While test results will not be provided to individual reporters, the efforts to report dead birds for testing are a very important part of West Nile virus surveillance in your area.

How will test results be used?
Test results will be used to monitor the occurrence of West Nile virus in towns and cities, and to make decisions regarding appropriate control measures.

Where in New York have infected birds been reported?
Since 1999, birds testing positive for the virus have been confirmed in Rockland, Westchester, Nassau and Suffolk counties, as well as New York City.

How many birds have become infected with West Nile virus?
In 1999, 292 dead birds, from New York, New Jersey, Connecticut and one bird from Maryland were confirmed as carrying the virus. The majority of birds were confirmed in New York State.

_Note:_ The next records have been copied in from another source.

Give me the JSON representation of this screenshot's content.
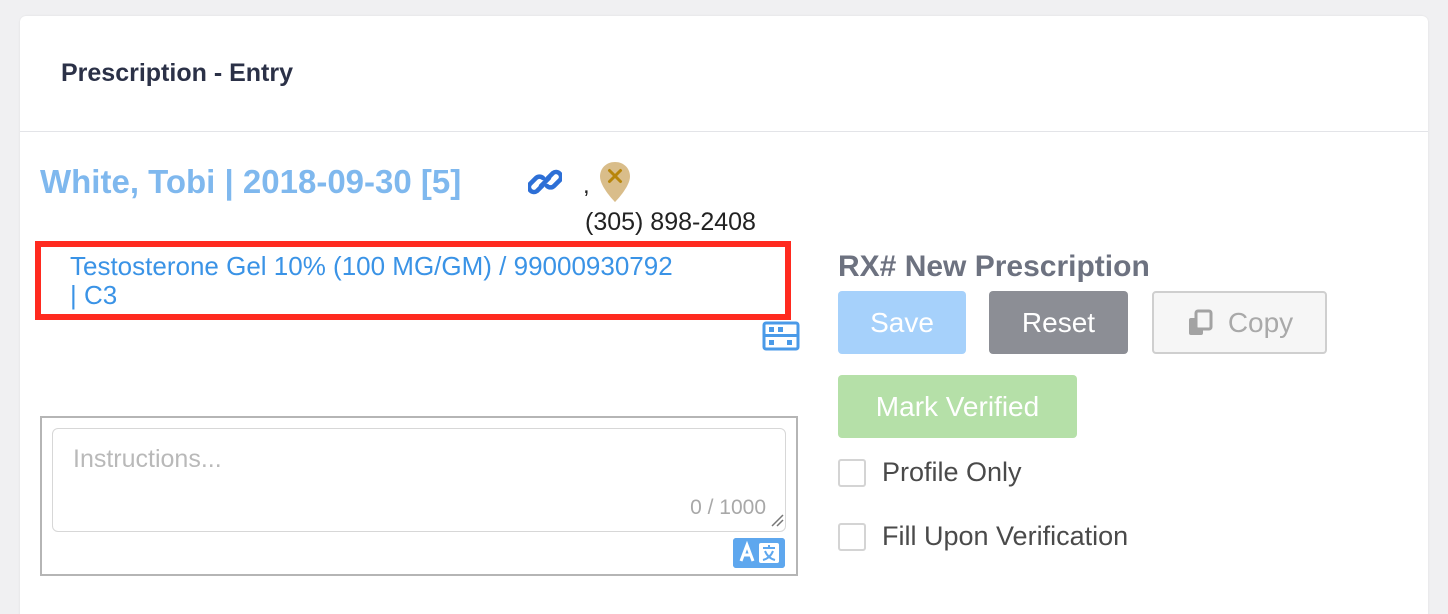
{
  "header": {
    "title": "Prescription - Entry"
  },
  "patient": {
    "name_link": "White, Tobi | 2018-09-30 [5]",
    "separator": ",",
    "phone": "(305) 898-2408"
  },
  "drug": {
    "line1": "Testosterone Gel 10% (100 MG/GM) / 99000930792",
    "line2": "| C3"
  },
  "instructions": {
    "placeholder": "Instructions...",
    "value": "",
    "counter": "0 / 1000"
  },
  "rx": {
    "title": "RX# New Prescription",
    "save_label": "Save",
    "reset_label": "Reset",
    "copy_label": "Copy",
    "verify_label": "Mark Verified",
    "profile_only_label": "Profile Only",
    "profile_only_checked": false,
    "fill_upon_verification_label": "Fill Upon Verification",
    "fill_upon_verification_checked": false
  },
  "icons": {
    "link": "chain-link-icon",
    "location": "map-pin-x-icon",
    "barcode": "barcode-scanner-icon",
    "translate": "translate-icon",
    "copy": "copy-icon"
  },
  "colors": {
    "link_blue": "#7fb8ee",
    "drug_blue": "#3a93e6",
    "highlight_red": "#ff2a1f",
    "save_disabled": "#a6d1fb",
    "reset_gray": "#8c8e95",
    "verify_disabled": "#b5e0a8",
    "pin_gold": "#d9bd8a"
  }
}
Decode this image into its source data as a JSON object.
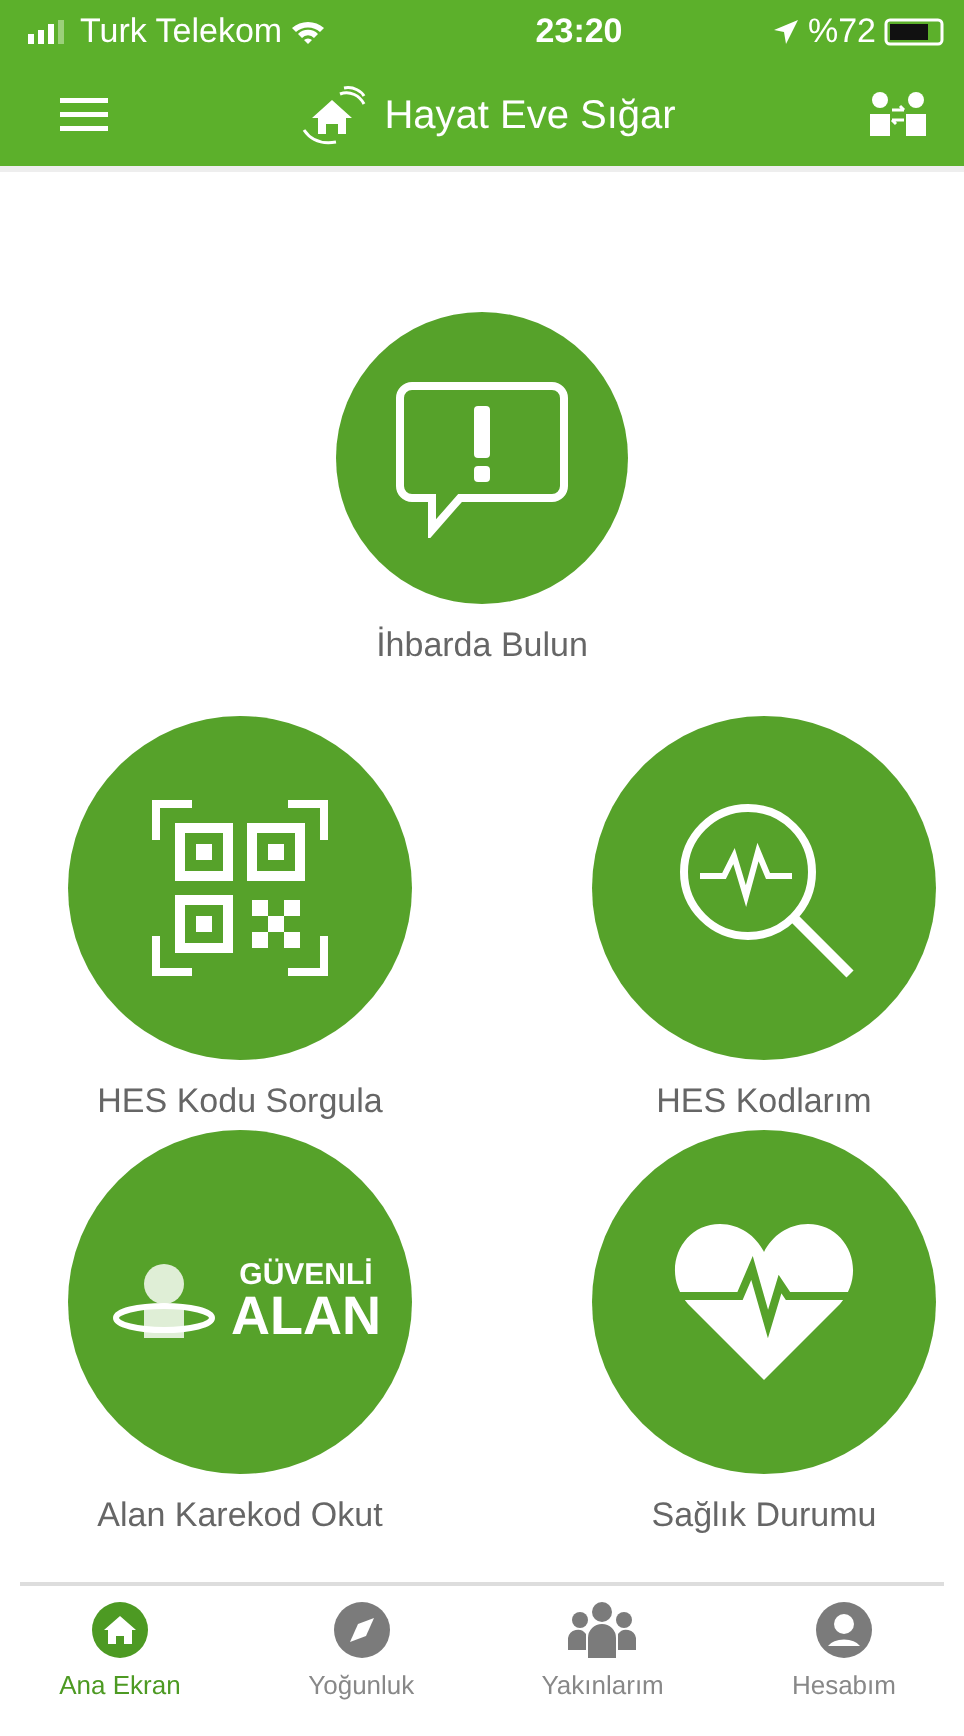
{
  "status_bar": {
    "carrier": "Turk Telekom",
    "time": "23:20",
    "battery": "%72"
  },
  "header": {
    "title": "Hayat Eve Sığar"
  },
  "tiles": [
    {
      "kind": "report",
      "label": "İhbarda Bulun"
    },
    {
      "kind": "qr",
      "label": "HES Kodu Sorgula"
    },
    {
      "kind": "search",
      "label": "HES Kodlarım"
    },
    {
      "kind": "logo",
      "label": "Alan Karekod Okut",
      "logo_top": "GÜVENLİ",
      "logo_bottom": "ALAN"
    },
    {
      "kind": "heart",
      "label": "Sağlık Durumu"
    }
  ],
  "tab_bar": [
    {
      "kind": "home",
      "label": "Ana Ekran",
      "selected": true
    },
    {
      "kind": "compass",
      "label": "Yoğunluk",
      "selected": false
    },
    {
      "kind": "group",
      "label": "Yakınlarım",
      "selected": false
    },
    {
      "kind": "user",
      "label": "Hesabım",
      "selected": false
    }
  ]
}
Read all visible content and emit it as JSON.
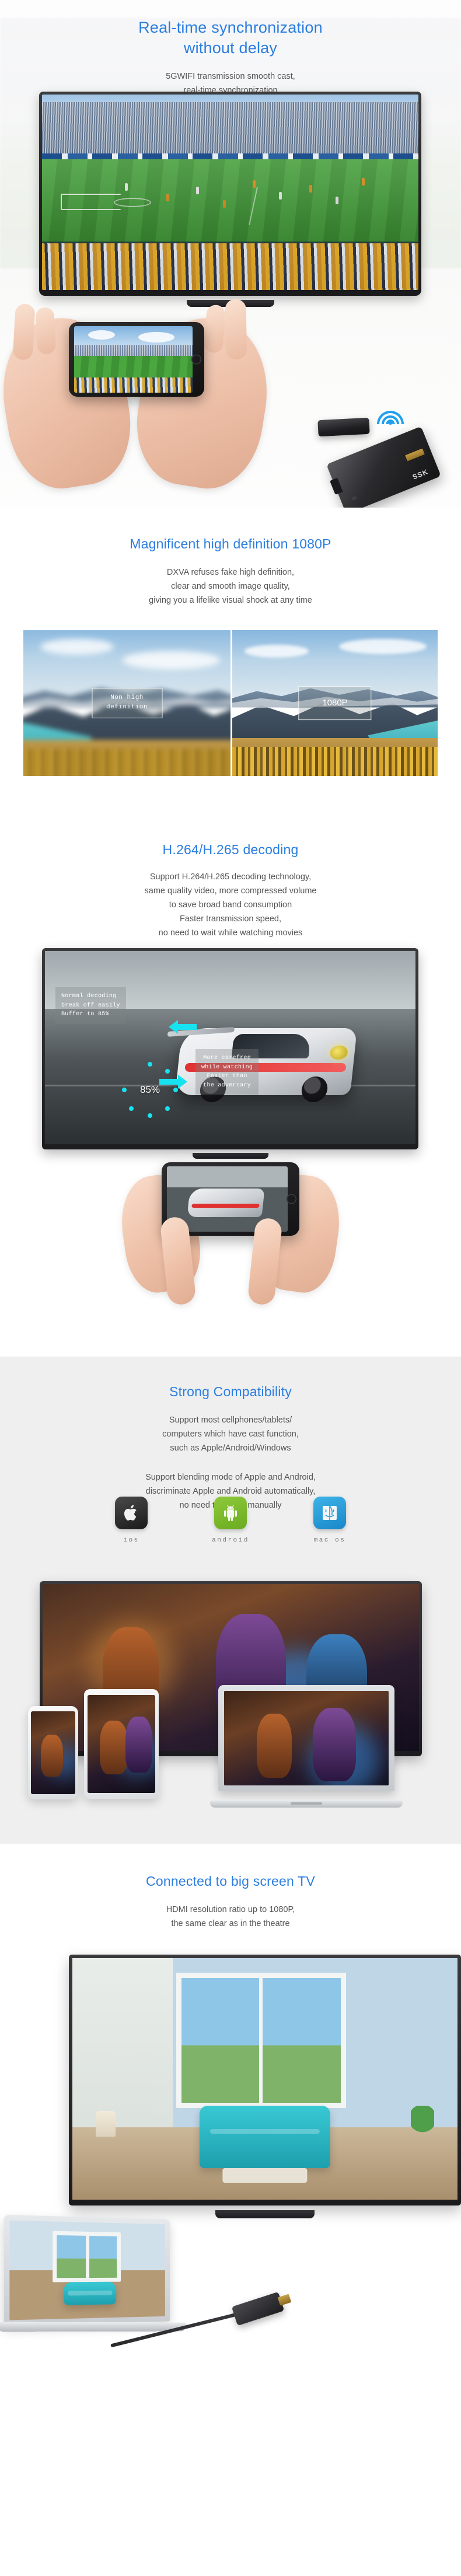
{
  "sections": [
    {
      "id": "realtime-sync",
      "headline_line1": "Real-time synchronization",
      "headline_line2": "without delay",
      "body_line1": "5GWIFI transmission smooth cast,",
      "body_line2": "real-time synchronization",
      "dongle_brand": "SSK",
      "icons": [
        "wifi-icon",
        "hdmi-dongle",
        "smartphone",
        "television"
      ]
    },
    {
      "id": "high-definition-1080p",
      "headline": "Magnificent high definition 1080P",
      "body_line1": "DXVA refuses fake high definition,",
      "body_line2": "clear and smooth image quality,",
      "body_line3": "giving you a lifelike visual shock at any time",
      "compare_left_label": "Non high\ndefinition",
      "compare_right_label": "1080P"
    },
    {
      "id": "h264-h265-decoding",
      "headline": "H.264/H.265 decoding",
      "body_line1": "Support H.264/H.265 decoding technology,",
      "body_line2": "same quality video, more compressed volume",
      "body_line3": "to save broad band consumption",
      "body_line4": "Faster transmission speed,",
      "body_line5": "no need to wait while watching movies",
      "overlay_left": "Normal decoding\nbreak off easily\n Buffer to 85%",
      "overlay_right": "More carefree\nwhile watching\nFaster than\nthe adversary",
      "buffer_percent": "85%"
    },
    {
      "id": "strong-compatibility",
      "headline": "Strong Compatibility",
      "body_line1": "Support most cellphones/tablets/",
      "body_line2": "computers which have cast function,",
      "body_line3": "such as Apple/Android/Windows",
      "body2_line1": "Support blending mode of Apple and Android,",
      "body2_line2": "discriminate Apple and Android automatically,",
      "body2_line3": "no need to switch manually",
      "os_items": [
        {
          "label": "ios",
          "icon": "apple-logo-icon",
          "color": "#262626"
        },
        {
          "label": "android",
          "icon": "android-robot-icon",
          "color": "#7cbb2c"
        },
        {
          "label": "mac os",
          "icon": "finder-face-icon",
          "color": "#2ba0db"
        }
      ]
    },
    {
      "id": "connected-big-screen",
      "headline": "Connected to big screen TV",
      "body_line1": "HDMI resolution ratio up to 1080P,",
      "body_line2": "the same clear as in the theatre"
    }
  ],
  "colors": {
    "accent_blue": "#2b7de0",
    "body_text": "#555555",
    "section_gray": "#efefef",
    "cyan_arrow": "#17e3f0",
    "wifi_blue": "#1e9ff0"
  }
}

What species of birds have become infected with West Nile virus?
Investigators have diagnosed West Nile virus in 18 native bird species in New York, New Jersey, Connecticut and Maryland. The majority of infected dead birds (over 88 percent) were American crows.

If I see a lot of crows roosting in an area, should I be concerned about West Nile virus?
No. Seeing crows alive and well is a good indication that the virus is not in your area. Dead crows, however, may indicate the presence of the virus and should be reported to your local health department.

Are pet birds or poultry at risk for West Nile virus?
To date, there is little evidence that pet birds or poultry have become ill from the virus, although infections without symptoms are possible.

Can a dead bird pose a risk to my pet?
To date, there is no indication that a pet having any type of contact with a dead bird, including eating it, will develop West Nile virus.